SCOTUSBlog has an 8-part interview with 4th Circuit federal judge J. Harvie Wilkinson, III, who has established a sturdy reputation as a "conservative" judge, but nails what the mindset of a judge needs to be:
I think when judges sit on the bench — this applies at all levels — we don’t really think about ourselves as ‘conservative’ or ‘liberal.’ Those are labels that people apply to us. And . . . I understand why they do because you have to use short-hand. But, the interesting thing is, I don’t think most judges conceive of themselves as conservative or liberal. We think of ourselves as judges first and foremost and that the judicial calling is such an honorable calling.

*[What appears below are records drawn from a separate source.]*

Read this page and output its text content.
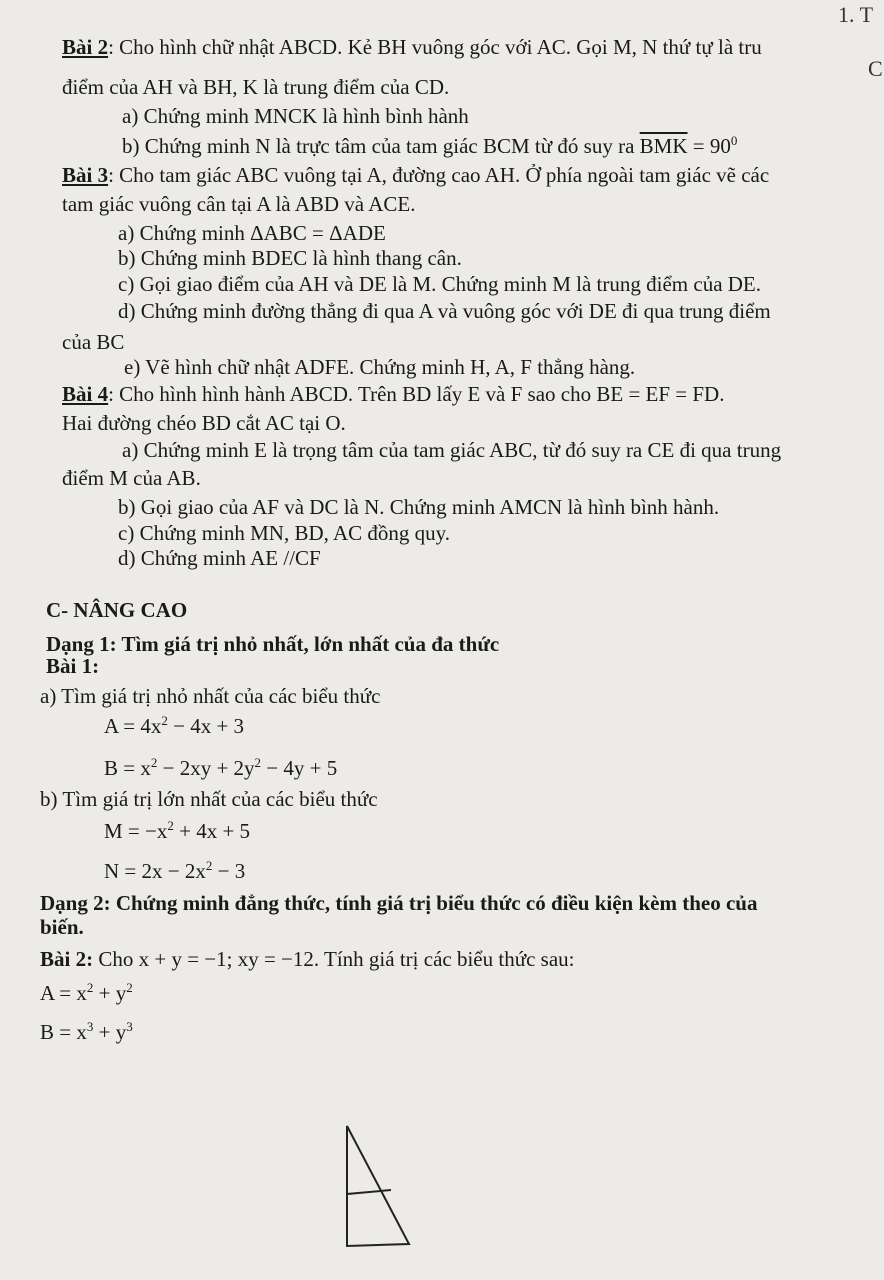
1. T
C
Bài 2: Cho hình chữ nhật ABCD. Kẻ BH vuông góc với AC. Gọi M, N thứ tự là tru
điểm của AH và BH, K là trung điểm của CD.
a) Chứng minh MNCK là hình bình hành
b) Chứng minh N là trực tâm của tam giác BCM từ đó suy ra $\overline{BMK} = 90^0$
Bài 3: Cho tam giác ABC vuông tại A, đường cao AH. Ở phía ngoài tam giác vẽ các
tam giác vuông cân tại A là ABD và ACE.
a) Chứng minh ΔABC = ΔADE
b) Chứng minh BDEC là hình thang cân.
c) Gọi giao điểm của AH và DE là M. Chứng minh M là trung điểm của DE.
d) Chứng minh đường thẳng đi qua A và vuông góc với DE đi qua trung điểm
của BC
e) Vẽ hình chữ nhật ADFE. Chứng minh H, A, F thẳng hàng.
Bài 4: Cho hình hình hành ABCD. Trên BD lấy E và F sao cho BE = EF = FD.
Hai đường chéo BD cắt AC tại O.
a) Chứng minh E là trọng tâm của tam giác ABC, từ đó suy ra CE đi qua trung
điểm M của AB.
b) Gọi giao của AF và DC là N. Chứng minh AMCN là hình bình hành.
c) Chứng minh MN, BD, AC đồng quy.
d) Chứng minh AE //CF
C- NÂNG CAO
Dạng 1: Tìm giá trị nhỏ nhất, lớn nhất của đa thức
Bài 1:
a) Tìm giá trị nhỏ nhất của các biểu thức
$A = 4x^2 - 4x + 3$
$B = x^2 - 2xy + 2y^2 - 4y + 5$
b) Tìm giá trị lớn nhất của các biểu thức
$M = -x^2 + 4x + 5$
$N = 2x - 2x^2 - 3$
Dạng 2: Chứng minh đẳng thức, tính giá trị biểu thức có điều kiện kèm theo của
biến.
Bài 2: Cho x + y = −1; xy = −12. Tính giá trị các biểu thức sau:
$A = x^2 + y^2$
$B = x^3 + y^3$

And when we get on the bench, you know, you’re just so focused on that one case. I mean, you don’t think, ‘Is this a conservative result?’ or ‘Is this a liberal result’ or ‘Which way is the law as a whole moving?’ You’re just thinking about those people before you and how much the case means to them. And our mindset when we go on the bench is, ‘this case is a universe unto itself.’
Amen. But another Wilkinson observation strikes me as puzzling. He says that the core of judging is "the sense of independence and the sense to express your own convictions." My own observation from my experience as an appellate law clerk is that some cases require judges, admirably, to subordinate their personal convictions to the requirements of the law. Perhaps I misapprehend Judge Wilkinson's meaning.